Soal pangan atau makanan lokal, Indonesia juaranya deh. Luasnya hutan di negeri ini menyediakan keanekaragaman hayati di dalamnya. Masyarakat bisa memanfaatkan untuk memenuhi kebutuhan hidup sehari-hari dan bernilai ekonomi. Salah satu wilayah hutan terbesar di tanah air berada di Pulau Kalimantan, tepatnya di Kabupaten Sintang, Provinsi Kalimantan Barat. Ada pangan lokal apa di sana?
Berkesempatan menjadi peserta offline gathering Nature's Artisans: Exploring Eco-Friendly Craft yang diadakan oleh #EcoBloggerSquad di Taman Ismail Marzuki (TIM), Jakarta pada hari Sabtu, 14 Juni 2025. Acara ini bertemakan Workshop Kolase, Protect & Restore Local Food. Acara dipandu oleh Fransisca Soraya yang selalu menawan membawakan acara. Ada 2 pemantik yang keren berikan materi yaitu Ristika Putri Istanti (Sekretariat LTKL) dan Esty Yuniar (Semesta Lintang Lestari) dan pemandu workshop Dian Tamara dari Pancaran Sinema.
Kabupaten Lestari Berfokus Pada Ekonomi Restoratif
Sejak Ibu Kota Nusantara berpindah domisili sejak tahun lalu, Pulau Kalimantan jadi daerah pusat perhatian orang-orang. Apalagi pesona pemandangan alamnya sungguh menarik dan magis. Coba melirik ke Kalimantan Barat yang memiliki hutan luas sekitar 5,55 juta hektare. Hal ini mencakup wilayah hutan rawa gambut yang penting sebagai penyerap karbon dan pusat keanekaragaman hayati. Ada satu kabupaten yang mempunyai komoditas berbasis alam yang berpotensi tinggi nilai ekonominya.
Salah satunya Sengkubak yang merupakan komoditas dari Kalimantan Barat yang dijadikan penyedap rasa oleh masyarakat Dayak. Sejenis daun tanaman liar yang memiliki rasa gurih seperti vetsin. Masyarakat Kalimantan Barat, khususnya di Kabupaten Sintang, telah menggunakan daun sengkubak sebagai penyedap rasa secara turun temurun, sebelum mengenal penyedap rasa buatan.
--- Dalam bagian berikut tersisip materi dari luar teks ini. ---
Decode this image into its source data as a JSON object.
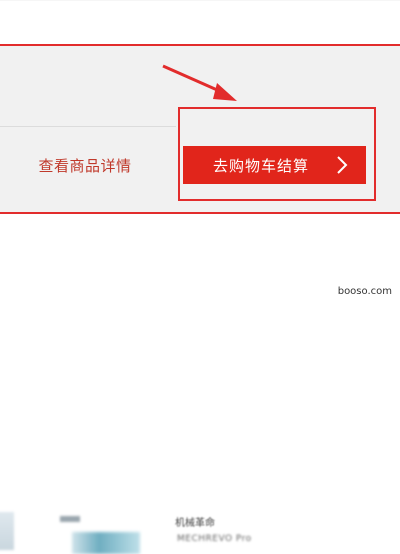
{
  "actions": {
    "view_details_label": "查看商品详情",
    "checkout_label": "去购物车结算"
  },
  "products": {
    "title": "机械革命",
    "subtitle": "MECHREVO Pro"
  },
  "watermark": "booso.com",
  "colors": {
    "accent": "#e1251b",
    "highlight": "#e22c2c",
    "panel_bg": "#f1f1f1"
  }
}
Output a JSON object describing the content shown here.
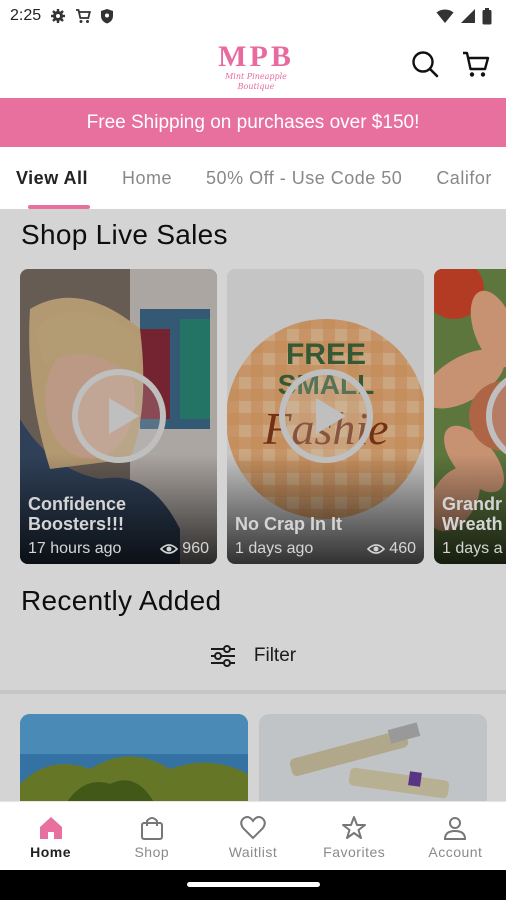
{
  "status_bar": {
    "time": "2:25",
    "icons": [
      "settings-icon",
      "cart-icon",
      "shield-icon",
      "wifi-icon",
      "signal-icon",
      "battery-icon"
    ]
  },
  "header": {
    "logo_text": "MPB",
    "logo_tagline": "Mint Pineapple Boutique",
    "icons": [
      "search-icon",
      "cart-icon"
    ],
    "brand_color": "#e8709f"
  },
  "promo": {
    "text": "Free Shipping on purchases over $150!"
  },
  "tabs": [
    {
      "label": "View All",
      "active": true
    },
    {
      "label": "Home"
    },
    {
      "label": "50% Off - Use Code 50"
    },
    {
      "label": "Califor"
    }
  ],
  "live_sales": {
    "title": "Shop Live Sales",
    "videos": [
      {
        "title": "Confidence Boosters!!!",
        "time": "17 hours ago",
        "views": "960"
      },
      {
        "title": "No Crap In It",
        "time": "1 days ago",
        "views": "460",
        "graphic_text": [
          "FREE",
          "SMALL",
          "Fashie"
        ]
      },
      {
        "title": "Grandr Wreath",
        "time": "1 days a",
        "views": ""
      }
    ]
  },
  "recently_added": {
    "title": "Recently Added",
    "filter_label": "Filter"
  },
  "bottom_nav": [
    {
      "label": "Home",
      "icon": "home-icon",
      "active": true
    },
    {
      "label": "Shop",
      "icon": "shopping-bag-icon"
    },
    {
      "label": "Waitlist",
      "icon": "heart-icon"
    },
    {
      "label": "Favorites",
      "icon": "star-icon"
    },
    {
      "label": "Account",
      "icon": "person-icon"
    }
  ]
}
Saya juga baru tahu tentang Sengkubak dari Kabupaten Sintang, Kalimantan Barat yang disampaikan oleh kak Ristika Putri Istanti. Kabupaten Sintang termasuk anggota Kabupaten Lestari yaitu sebuah asosiasi pemerintah kabupaten yang dibentuk oleh reprsentatif pemerintah kabupaten anggota dengan basis perlindungan lingkungan dan kesejahteraan masyarakat melalui gotong royong. Harapannya masyarakat sejahtera dengan mewujudkan ekonomi lestari sebagai model pembangunan Indonesia.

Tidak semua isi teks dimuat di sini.